Statistics and markets

Africa’s economic development drives urbanisation and consumption


By the year 2030 Africa will have 17 cities with more than 5 million inhabitant.

Amid unrest, conflicts and crises but at the same time enormous economic potential, the new Africa is marching towards urbanisation and new technology, with many of its governments working hard to achieve political stability.

Driven by strong demographic pressure (half of all Africans are under 19 years of age!), the current population of 1.28 billion people is expected to grow by a further billion over the next 20-30 years. This enormous expansion will lead to rapid growth in urbanisation.

A new book entitled Africa’s Business Revolution by Acha Leke and Georges Desvaux (McKinsey) and Mutsa Chironga documents the growth of the continent, noting that in 2015 Africa had just six cities with more than 5 million inhabitants whereas in 2030 it will have 17, including 5 with a population of more than 10 million. The process is already under way with 24 million Africans moving to the cities each year.

Despite variations between different areas, the continent’s GDP growth is positive overall (+3.6% in 2017 with +4.1% forecast for the two-year period 2018-2019), as is disposable income, two indices that together create the conditions for exponential growth.

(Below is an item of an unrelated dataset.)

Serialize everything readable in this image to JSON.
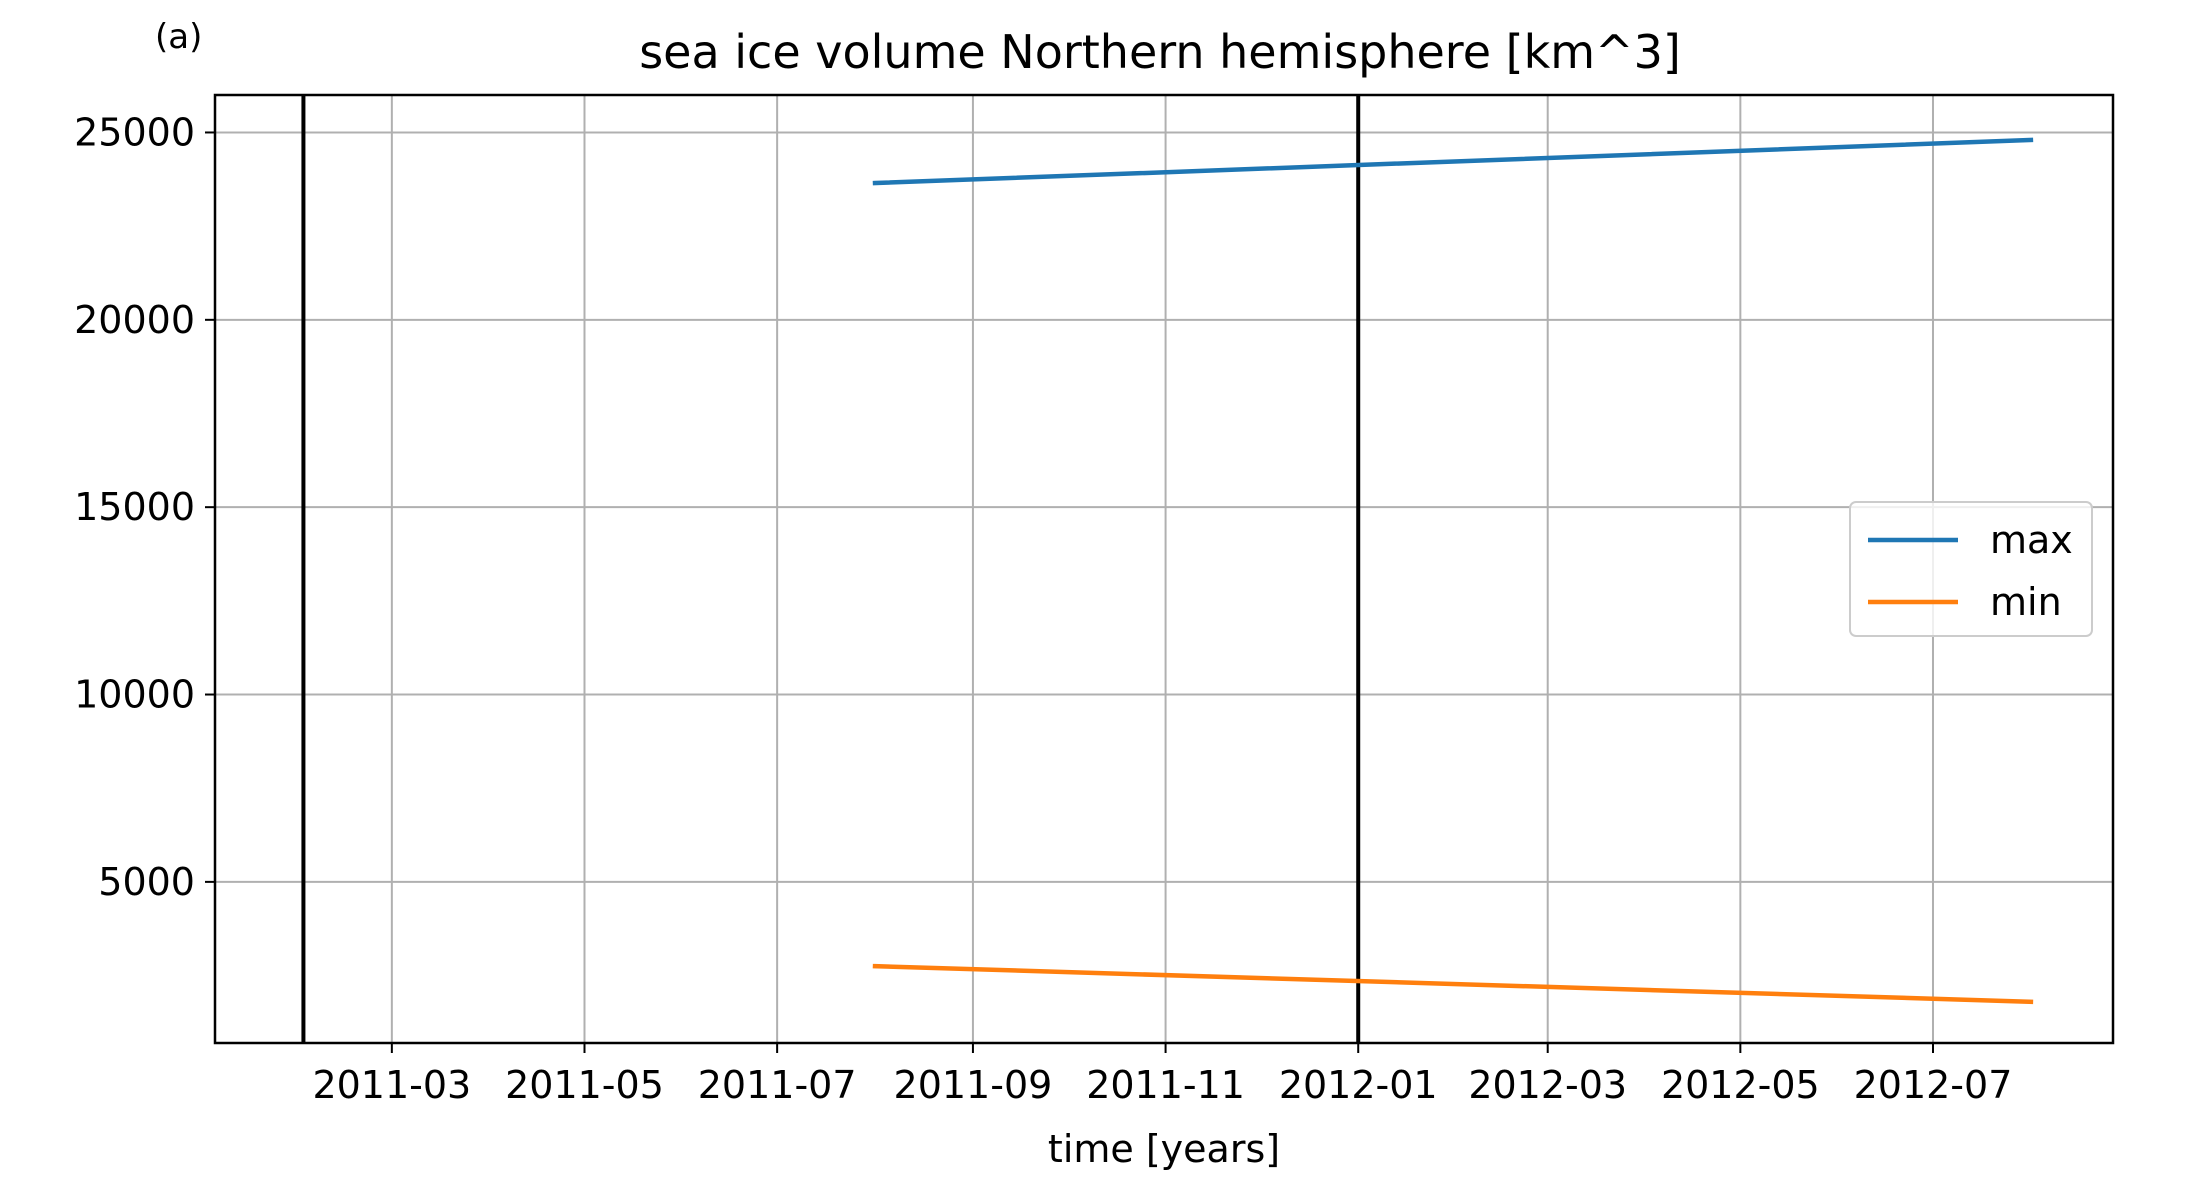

While risks remain, there are also countries that are relatively stable and growing rapidly. A study conducted by AfrAsia Bank showed that total private wealth in Africa grew on average by 13% between 2007 and 2017 and by 3% in 2018. A further 34% increase is expected over the next 10 years to reach $3,100 billion by the end of 2027. Mauritius, Ghana, Rwanda and Uganda will be the strongest performing markets with private wealth growth rates of between 90% and 150%. The projections for Ethiopia, Mozambique, Zambia, Kenya, Botswana and Namibia are also relatively strong (between +50% and +80%), while positive albeit less exceptional growth is forecast in South Africa, Angola, Morocco, Egypt, Ivory Coast, Tanzania and Nigeria.

Due to the growth in disposable income and consequently consumption, there is an urgent need to develop a local manufacturing industry capable of meeting domestic demand. Industrial output is currently estimated at around $500 billion (12% produced by Chinese companies), a potential that could double over the next decade.